As such, fears of a a post-dollar future are palpable in the hallowed halls of DC thinktanks and beyond. The greenback accounted for just under 60% of central banks’ official currency reserves in the fourth quarter of last year, lower than the historic norm, in an era where China and Russia, among other nations, attempt to de-dollarize.

And with growing geopolitical tensions, the likes of ex-Credit Suisse AG strategist Zoltan Pozsar argue that the hegemony of the greenback is likely on borrowed time.

“The downgrade has little new information but still reinforces the perception that the dollar’s global dominance rests on a fragile pedestal,” said Eswar Prasad, professor at Cornell University and author of The Dollar Trap. 

Yet the absence of a meaningful rival will delay the day of reckoning, per Prasad.

“The downgrade could in principle add to the dollar’s death by a thousand cuts but that day of reckoning for the currency’s supremacy in international finance, if it ever comes, is a long way away,” he said.

Read more: Pristine AAA Bond Universe Just Got a Whole Lot Smaller

Read more: Debt-Ceiling Drama Threatens Supremacy of Already Wobbly Dollar

A Bloomberg dollar gauge peaked at all-time highs last September, causing pain for indebted borrowers around the developing world. It has subsequently fallen 9% as the Federal Reserve gets closer to the end of its rate-hiking cycle.

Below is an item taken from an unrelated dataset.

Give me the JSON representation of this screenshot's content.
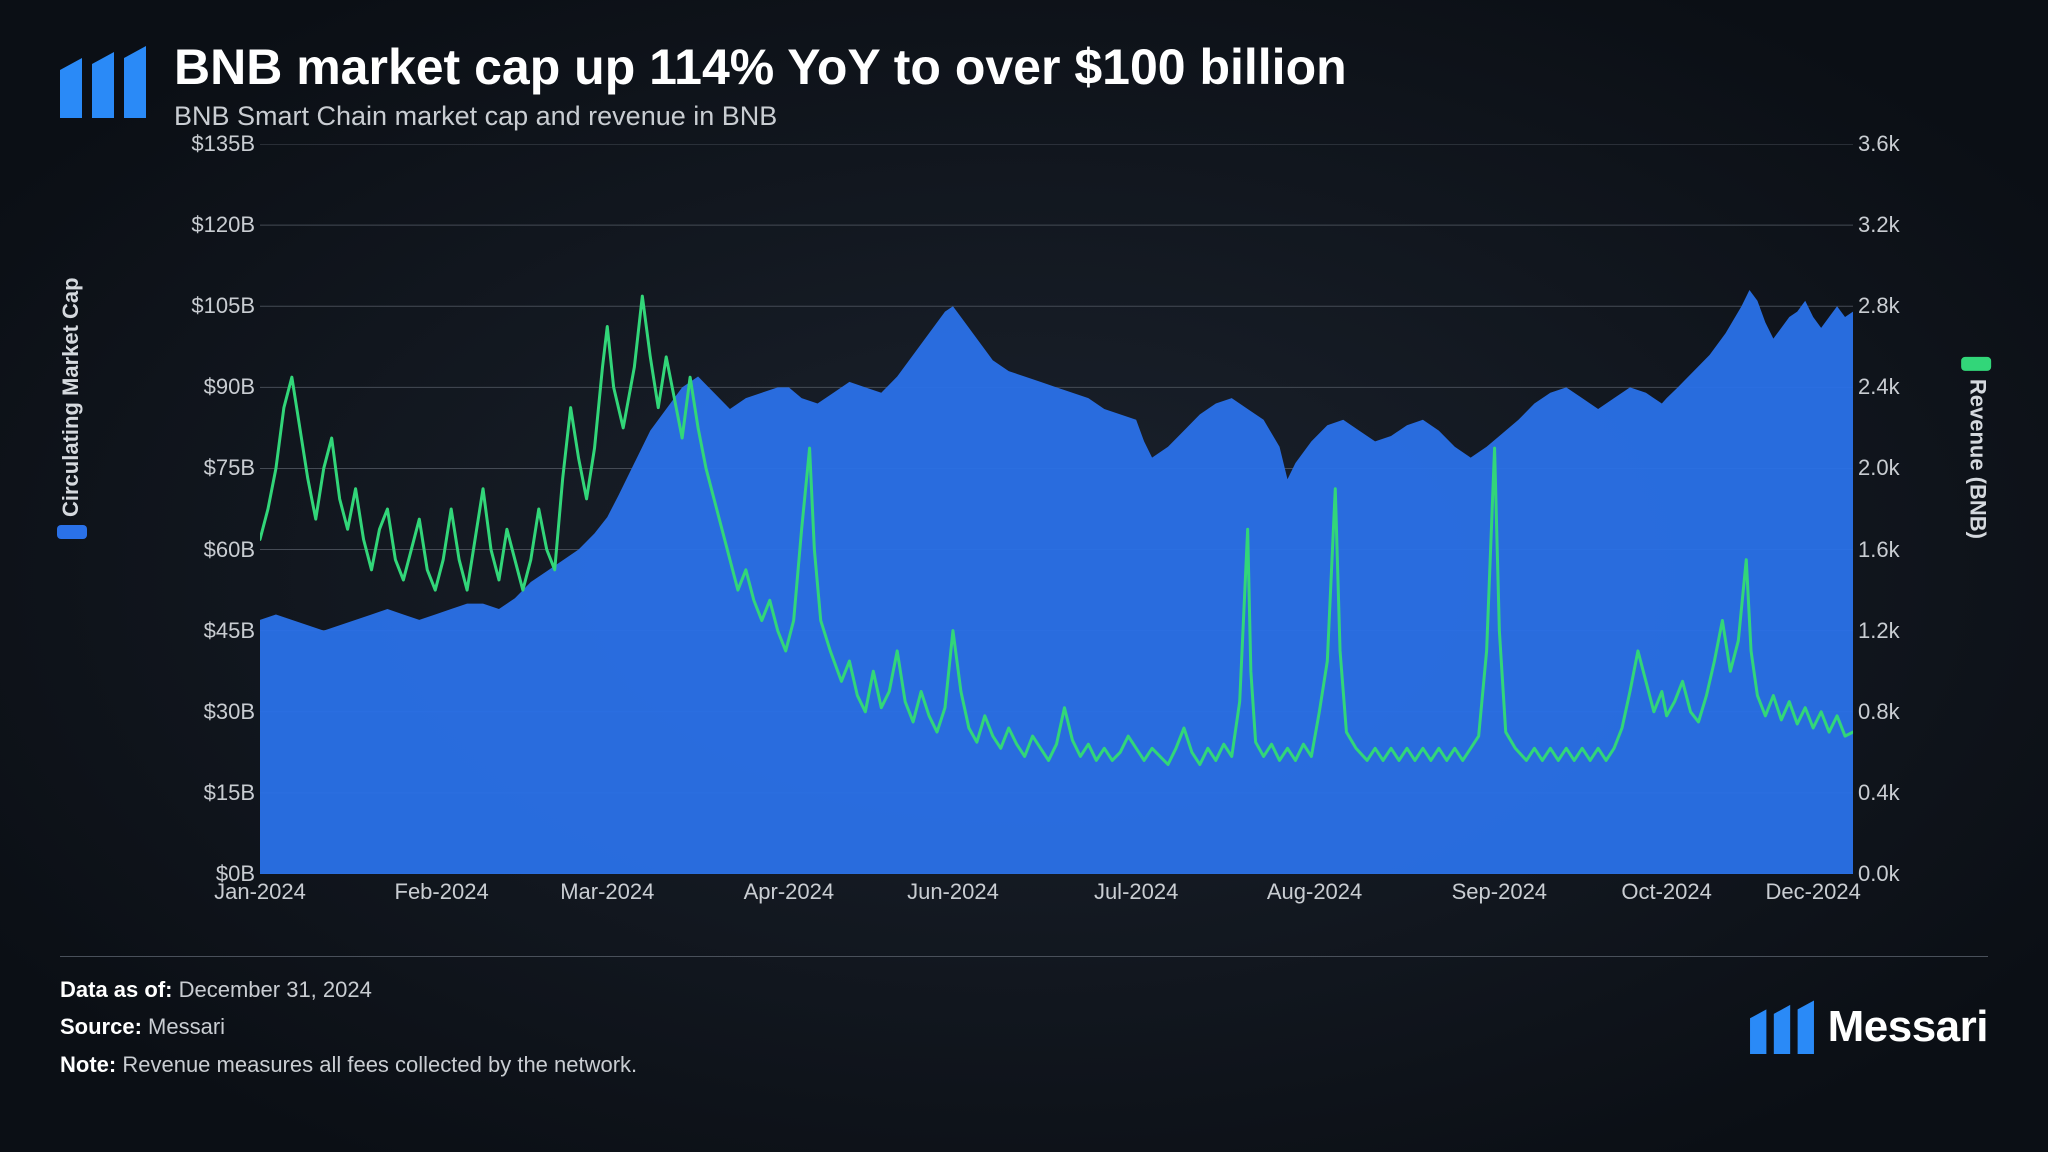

With China holding a tight grip on its capital account, it’s not easy to imagine a viable pretender to the dollar’s throne emerging anytime soon. Meanwhile a surge of energy and infrastructure investment could boost the productive capacity of America’s economy — attracting fresh overseas demand for dollar assets. 

“There is a case that on the margin this reduces the US dollar’s appeal as a reserve alternative,” said Timothy Graf, head of EMEA macro strategy at State Street Bank & Trust Co., referring to the Fitch move. “But its peers, other than Germany, have similar or weaker credit profiles.”

In that sense, there are 2011 echoes. Back then, S&P’s downgrade failed to hurt the dollar, largely due to heavy debt burdens in Europe and Japan, according to Macquarie Group Ltd. strategists including Thierry Wizman. 

“Today too, high debt is a problem plaguing many DMs and EMs,” they wrote in a note.